Wildermiss played a day of micro concerts to break the monotony and their live-show dry spell

The local band played 13 shows on the back of a flatbed trailer.

Wildermiss plays a two-song show for Lucy Kiefer at her home in Virginia Village. May 15, 2020. (Kevin J. Beaty/Denverite)

Wildermiss plays a two-song show for Lucy Kiefer at her home in Virginia Village. May 15, 2020. (Kevin J. Beaty/Denverite)

KEVIN-lighter

Update: Wildermiss is offering more pop-up show dates. More info at their website.

Lucy Kiefer is 14 and loves Wildermiss, the local pop-rock quartet. She and her dad, Bruce, went to see them play the Bluebird recently for an album release show. Sharing music is one way her dad like to keeps her close.

So when Kiefer saw on Instagram that the band would come play a show outside her Virginia Village home, she thought to herself: “Oh my God!”

She sent the sign-up form to her dad, who payed for two live songs at $50 apiece. A flatbed trailer, with a drum set and guitar pedals drilled into the wood, pulled up at 1 p.m. on Friday afternoon. The members of Wildermiss jumped out of a following van and quickly set up shop in the street. It was perfect timing.
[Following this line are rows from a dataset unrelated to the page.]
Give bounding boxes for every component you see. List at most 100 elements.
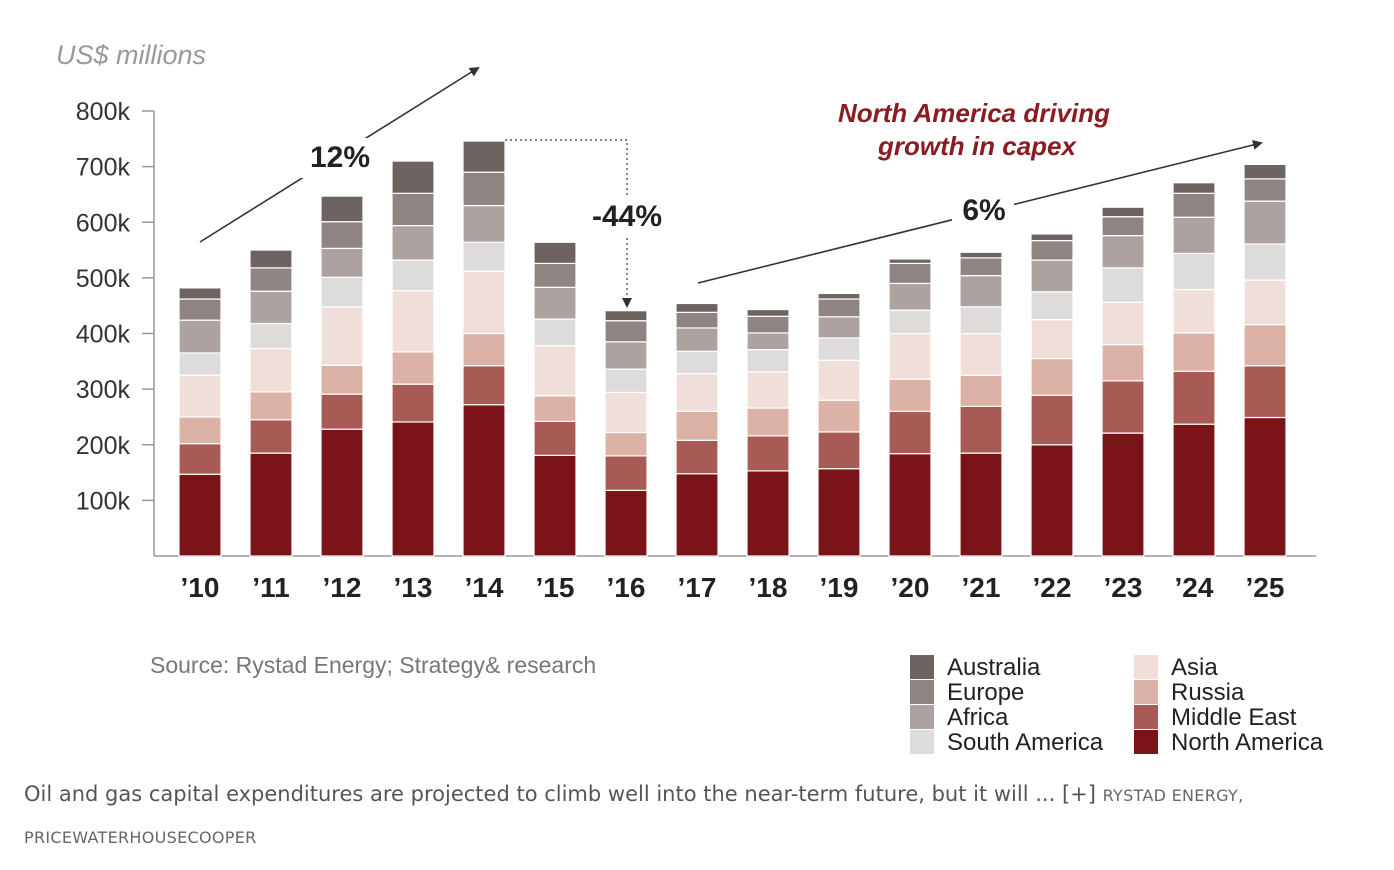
bar-segment-middle-east [959,405,1003,454]
bar-segment-europe [746,315,790,334]
caption-text: Oil and gas capital expenditures are pro… [24,782,1062,806]
bar-segment-asia [1172,288,1216,334]
bar-segment-australia [249,249,293,269]
source-note: Source: Rystad Energy; Strategy& researc… [150,652,596,678]
bar-segment-australia [320,195,364,223]
y-tick-label: 700k [76,154,131,182]
bar-segment-africa [1101,235,1145,269]
bar-segment-north-america [1101,432,1145,557]
bar-segment-russia [675,410,719,441]
legend-swatch-africa [910,705,934,729]
x-tick-label: ’25 [1246,572,1285,603]
bar-segment-asia [533,345,577,397]
bar-stack [249,249,293,557]
y-tick-label: 500k [76,265,131,293]
y-tick-label: 400k [76,321,131,349]
bar-segment-south-america [675,350,719,375]
bar-segment-africa [604,341,648,370]
bar-stack [959,251,1003,557]
bar-segment-asia [462,270,506,335]
bar-stack [817,292,861,557]
x-tick-label: ’19 [820,572,859,603]
bar-segment-north-america [533,454,577,557]
bar-segment-russia [533,395,577,422]
bar-segment-north-america [1030,444,1074,557]
x-tick-label: ’10 [181,572,220,603]
bar-segment-africa [817,316,861,339]
bar-segment-europe [320,221,364,249]
bar-segment-africa [746,332,790,351]
bar-segment-australia [1172,182,1216,194]
growth-label-6: 6% [962,194,1005,227]
bar-segment-europe [1172,192,1216,218]
bar-segment-south-america [817,337,861,361]
bar-stack [178,287,222,557]
bar-segment-russia [1243,324,1287,367]
bar-segment-russia [1172,332,1216,372]
bar-segment-africa [320,247,364,278]
x-axis-labels: ’10 ’11 ’12 ’13 ’14 ’15 ’16 ’17 ’18 ’19 ’20 ’21 ’22 ’… [181,572,1285,603]
bar-stack [1101,206,1145,557]
bar-segment-middle-east [675,439,719,475]
x-tick-label: ’11 [252,572,289,603]
growth-label-12: 12% [310,141,370,174]
bar-segment-north-america [675,473,719,557]
bar-segment-russia [391,351,435,385]
caption: Oil and gas capital expenditures are pro… [24,774,1364,858]
bar-segment-africa [462,204,506,243]
legend-label: Middle East [1171,704,1297,731]
bar-segment-australia [959,251,1003,259]
bar-segment-asia [1101,301,1145,346]
bar-segment-africa [888,282,932,311]
bar-segment-asia [178,374,222,418]
legend-label: South America [947,729,1104,756]
y-tick-label: 200k [76,432,131,460]
bar-segment-north-america [959,452,1003,557]
bar-segment-north-america [817,468,861,557]
expand-caption-button[interactable]: [+] [1061,782,1096,806]
bar-segment-middle-east [1030,394,1074,446]
bar-segment-europe [1030,240,1074,261]
x-tick-label: ’21 [962,572,1001,603]
bar-segment-middle-east [604,455,648,491]
bar-segment-europe [888,262,932,285]
bar-segment-asia [746,371,790,409]
x-tick-label: ’23 [1104,572,1143,603]
bar-segment-europe [533,262,577,288]
bar-segment-australia [746,308,790,317]
bar-segment-north-america [320,428,364,557]
bar-segment-middle-east [1243,365,1287,419]
bar-segment-south-america [320,276,364,308]
bar-segment-south-america [178,352,222,376]
legend-label: Asia [1171,654,1218,681]
bar-segment-middle-east [746,435,790,472]
bar-segment-north-america [888,453,932,557]
bar-segment-africa [178,319,222,354]
bar-segment-australia [604,310,648,322]
bar-segment-russia [249,391,293,421]
bar-segment-africa [1243,200,1287,245]
drop-line-2014-2016 [505,139,632,308]
bar-segment-south-america [1101,267,1145,303]
bar-stack [462,140,506,557]
bar-segment-asia [959,332,1003,376]
headline-line-1: North America driving [838,98,1110,128]
x-tick-label: ’17 [678,572,717,603]
drop-label-44: -44% [592,200,662,233]
y-tick-label: 800k [76,98,131,126]
bar-segment-middle-east [391,383,435,423]
bar-segment-south-america [249,322,293,350]
legend-swatch-asia [1134,655,1158,679]
y-tick-label: 300k [76,376,131,404]
bar-stack [675,302,719,557]
bar-segment-south-america [533,318,577,347]
bar-segment-africa [1172,216,1216,254]
legend-swatch-russia [1134,680,1158,704]
bar-segment-europe [959,257,1003,277]
bar-segment-south-america [604,368,648,394]
bar-segment-africa [249,290,293,325]
y-unit-label: US$ millions [56,40,206,70]
bar-segment-australia [1030,233,1074,242]
bar-segment-australia [817,292,861,300]
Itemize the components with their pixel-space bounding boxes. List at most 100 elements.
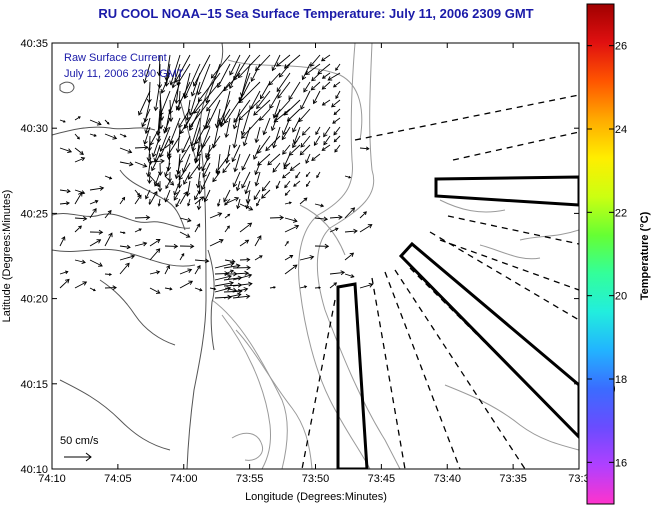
current-vector-head — [231, 157, 236, 163]
current-vector — [177, 126, 181, 153]
current-vector-head — [294, 224, 300, 230]
current-vector-head — [137, 192, 141, 197]
current-vector — [152, 135, 161, 157]
current-vector — [295, 171, 301, 179]
current-vector-head — [166, 155, 172, 160]
current-vector — [255, 126, 261, 143]
current-vector — [214, 262, 234, 269]
current-vector-head — [271, 66, 277, 72]
current-vector — [329, 271, 345, 275]
colorbar-label: Temperature (°C) — [639, 211, 651, 300]
current-vector — [194, 196, 204, 205]
current-vector-head — [157, 84, 163, 89]
current-vector — [260, 81, 271, 99]
current-vectors — [59, 54, 374, 300]
current-vector — [134, 161, 147, 167]
current-vector-head — [305, 174, 309, 178]
current-vector — [300, 90, 311, 110]
current-vector — [288, 144, 301, 156]
current-vector-head — [269, 104, 274, 109]
current-vector-head — [160, 88, 166, 94]
current-vector-head — [160, 158, 165, 164]
current-vector — [239, 72, 251, 102]
current-vector-head — [261, 186, 267, 192]
current-vector-head — [175, 203, 179, 208]
current-vector — [74, 133, 80, 140]
current-vector — [138, 90, 151, 116]
isobath-contour — [316, 43, 401, 469]
current-vector — [232, 288, 248, 293]
current-vector — [198, 198, 201, 210]
current-vector — [179, 217, 191, 222]
current-vector — [214, 287, 231, 293]
current-vector — [269, 90, 281, 109]
isobath-contour — [298, 43, 371, 469]
current-vector — [74, 217, 87, 220]
current-vector-head — [99, 185, 105, 191]
current-vector-head — [224, 133, 230, 139]
current-vector-head — [224, 202, 228, 206]
current-vector-head — [169, 80, 175, 86]
beam-box-southeast — [398, 241, 579, 440]
current-vector-head — [276, 87, 281, 93]
current-vector-head — [203, 124, 209, 130]
current-vector — [224, 225, 230, 233]
current-vector — [284, 241, 289, 247]
current-vector — [279, 63, 291, 78]
current-vector — [284, 255, 293, 261]
x-tick-label: 74:00 — [170, 473, 198, 485]
current-vector — [148, 144, 151, 162]
current-vector-head — [188, 110, 194, 116]
current-vector-head — [226, 225, 230, 229]
current-vector-head — [196, 166, 202, 171]
current-vector — [223, 189, 231, 202]
current-vector-head — [178, 175, 183, 181]
current-vector — [189, 99, 211, 128]
current-vector — [223, 72, 241, 92]
current-vector-head — [222, 168, 227, 174]
colorbar-tick-label: 26 — [615, 41, 627, 53]
current-vector-head — [304, 285, 308, 289]
current-vector-head — [217, 212, 223, 217]
current-vector-head — [335, 67, 339, 71]
current-vector-head — [92, 207, 97, 213]
current-vector — [329, 282, 337, 289]
current-vector — [259, 108, 271, 121]
current-vector-head — [320, 203, 325, 208]
current-vector-head — [166, 166, 172, 172]
current-vector — [274, 99, 291, 118]
current-vector-head — [176, 106, 182, 112]
current-vector — [191, 72, 201, 96]
x-axis: 74:10 74:05 74:00 73:55 73:50 73:45 73:40 73:35… — [38, 43, 590, 485]
current-vector-head — [305, 70, 310, 76]
current-vector-head — [227, 274, 232, 280]
current-vector-head — [81, 259, 86, 265]
current-vector-head — [145, 195, 149, 200]
current-vector — [238, 81, 261, 104]
current-vector-head — [183, 180, 188, 185]
current-vector — [267, 153, 281, 166]
current-vector-head — [143, 117, 149, 123]
x-tick-label: 73:3 — [568, 473, 589, 485]
current-vector-head — [230, 269, 234, 274]
current-vector-head — [127, 149, 133, 154]
current-vector-head — [321, 85, 326, 90]
x-tick-label: 73:50 — [302, 473, 330, 485]
current-vector-head — [272, 168, 277, 173]
current-vector-head — [98, 262, 103, 267]
current-vector — [209, 287, 216, 290]
current-vector — [182, 153, 191, 173]
current-vector-head — [126, 244, 131, 250]
current-vector — [305, 63, 321, 75]
y-tick-label: 40:10 — [20, 464, 48, 476]
current-vector-head — [246, 265, 251, 271]
current-vector — [272, 162, 281, 173]
current-vector — [89, 200, 98, 205]
current-vector-head — [123, 134, 127, 138]
current-vector — [173, 189, 181, 201]
current-vector — [89, 259, 103, 267]
current-vector-head — [67, 148, 73, 154]
current-vector-head — [144, 129, 150, 135]
current-vector — [145, 117, 151, 134]
current-vector-head — [241, 134, 246, 139]
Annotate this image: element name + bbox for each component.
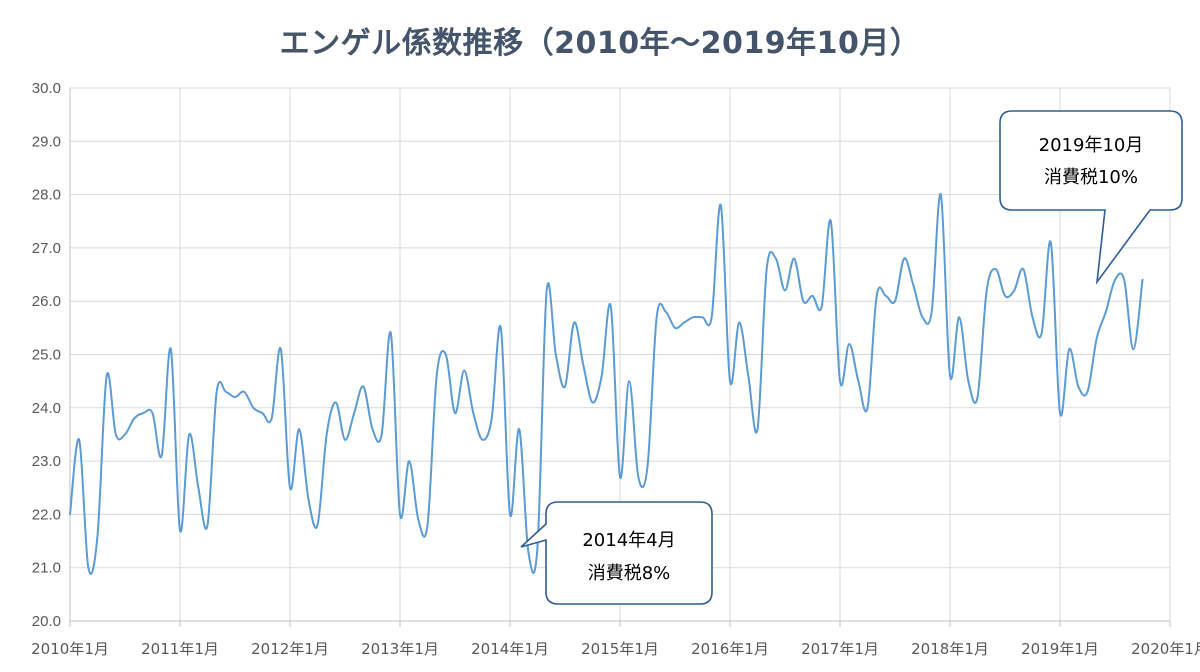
y-tick-label: 25.0 xyxy=(32,347,61,364)
y-tick-label: 26.0 xyxy=(32,293,61,310)
y-tick-label: 20.0 xyxy=(32,613,61,630)
y-tick-label: 27.0 xyxy=(32,240,61,257)
x-tick-label: 2012年1月 xyxy=(251,640,329,658)
x-tick-label: 2018年1月 xyxy=(911,640,989,658)
callout-2014-line2: 消費税8% xyxy=(588,563,671,584)
chart-title: エンゲル係数推移（2010年～2019年10月） xyxy=(279,26,921,61)
callout-2014-line1: 2014年4月 xyxy=(582,530,675,551)
callout-2014-bubble xyxy=(520,501,713,605)
x-tick-label: 2010年1月 xyxy=(31,640,109,658)
x-tick-label: 2017年1月 xyxy=(801,640,879,658)
x-tick-label: 2014年1月 xyxy=(471,640,549,658)
callout-2019-line2: 消費税10% xyxy=(1044,167,1138,188)
y-tick-label: 30.0 xyxy=(32,80,61,97)
callout-2019-bubble xyxy=(999,110,1183,285)
x-tick-label: 2016年1月 xyxy=(691,640,769,658)
x-tick-label: 2015年1月 xyxy=(581,640,659,658)
series-line-group xyxy=(69,193,1144,575)
x-tick-label: 2020年1月 xyxy=(1131,640,1200,658)
y-tick-label: 22.0 xyxy=(32,506,61,523)
x-tick-label: 2011年1月 xyxy=(141,640,219,658)
x-tick-label: 2013年1月 xyxy=(361,640,439,658)
y-tick-label: 23.0 xyxy=(32,453,61,470)
callout-2019-october: 2019年10月 消費税10% xyxy=(999,110,1183,285)
callout-2014-april: 2014年4月 消費税8% xyxy=(520,501,713,605)
x-tick-label: 2019年1月 xyxy=(1021,640,1099,658)
y-tick-label: 24.0 xyxy=(32,400,61,417)
axes: 20.0 21.0 22.0 23.0 24.0 25.0 26.0 27.0 28.0 29.0… xyxy=(31,80,1200,658)
y-tick-label: 29.0 xyxy=(32,133,61,150)
y-tick-label: 28.0 xyxy=(32,187,61,204)
gridlines xyxy=(70,87,1171,622)
callout-2019-line1: 2019年10月 xyxy=(1039,135,1144,156)
y-tick-label: 21.0 xyxy=(32,560,61,577)
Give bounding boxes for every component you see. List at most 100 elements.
Kiefer was still telecommuting to school, but she was on a break until class resumed at 2:30.

“This is a moment in history right now,” singer Emma Cole said at the mic. Then, they shredded.

Wildermiss plays a two-song show for Lucy Kiefer at her home in Virginia Village. May 15, 2020. (Kevin J. Beaty/Denverite)

Wildermiss plays a two-song show for Lucy Kiefer at her home in Virginia Village. May 15, 2020. (Kevin J. Beaty/Denverite)

One of Kiefer’s friends arrived to watch with her. Neighbors appeared on the sidewalk and watched the spectacle.

“That was super-awesome,” Kiefer said when her personalized concert ended. It helped break the boredom that’s set in with social isolation.

Then, Wildermiss packed up and quickly shuffled the show to their next location. In all, they planned to cover 13 locations around the metro.

Cole said the band thought of the mobile concert idea, but she gave most credit to the band’s manager, Nate Meese. It was an occasion to celebrate a new single and to engage their fans in an interesting way, but it was also an effort to keep their livelihood going during the pandemic. They had a summer of tour stops scheduled before COVID-19 changed everything.

“We’ve had to cancel 30 shows,” Meese said. “Everyone’s having a really hard time.”

Wildermiss frontwoman Emma Cole sings during a two-song show for Lucy Kiefer at her home in Virginia Village. May 15, 2020. (Kevin J. Beaty/Denverite)

Wildermiss frontwoman Emma Cole sings during a two-song show for Lucy Kiefer at her home in Virginia Village. May 15, 2020. (Kevin J. Beaty/Denverite)

Wildermiss' flatbed concert trailer drives across Evans Avenue. May 15, 2020. (Kevin J. Beaty/Denverite)

Wildermiss' flatbed concert trailer drives across Evans Avenue. May 15, 2020. (Kevin J. Beaty/Denverite)

Most industries that rely on disposable income and public gatherings are bracing for a tough summer, regardless of government restrictions that have begun to ease. Denver has already seen at least one venue close due to the pandemic.

Wildermiss’ quick pivot has given fans good reason to pitch in. They’ve also raised more than $3,000 on a GoFundMe page to make ends meet.

“It’s our main income right now,” Cole said as she rushed to set up the second act of the day. “This is a really cool, easy way to make up some of that money — and make it community-oriented and fun.”

Their second audience was a yard near Washington Park that was full of kids playing as their parents sat, socially distanced, by the sidewalk.

Kids play at Jessica and Jason Dewees' home as Wildermiss rocks out in the street. May 15, 2020. (Kevin J. Beaty/Denverite)

Kids play at Jessica and Jason Dewees' home as Wildermiss rocks out in the street. May 15, 2020. (Kevin J. Beaty/Denverite)

Yesterday was Jessica Dewees’ birthday. Her husband, Jason, wanted to do something special.

Rather than buy his wife “another pair of shoes,” he said he liked that this was a unique way to brighten up the neighborhood for a little while. Neither Dewees knew much about Wildermiss, but it seemed like fun. Plus, he said, he was happy to support local artists.

“There’s so few things to do that are experiential these days,” he said. “It was a wonderful surprise.”

When they finished their three-song set, Wildermiss threw in an extra tune for free. They led the neighbors in a round of “Happy Birthday,” then packed up to make their next gig.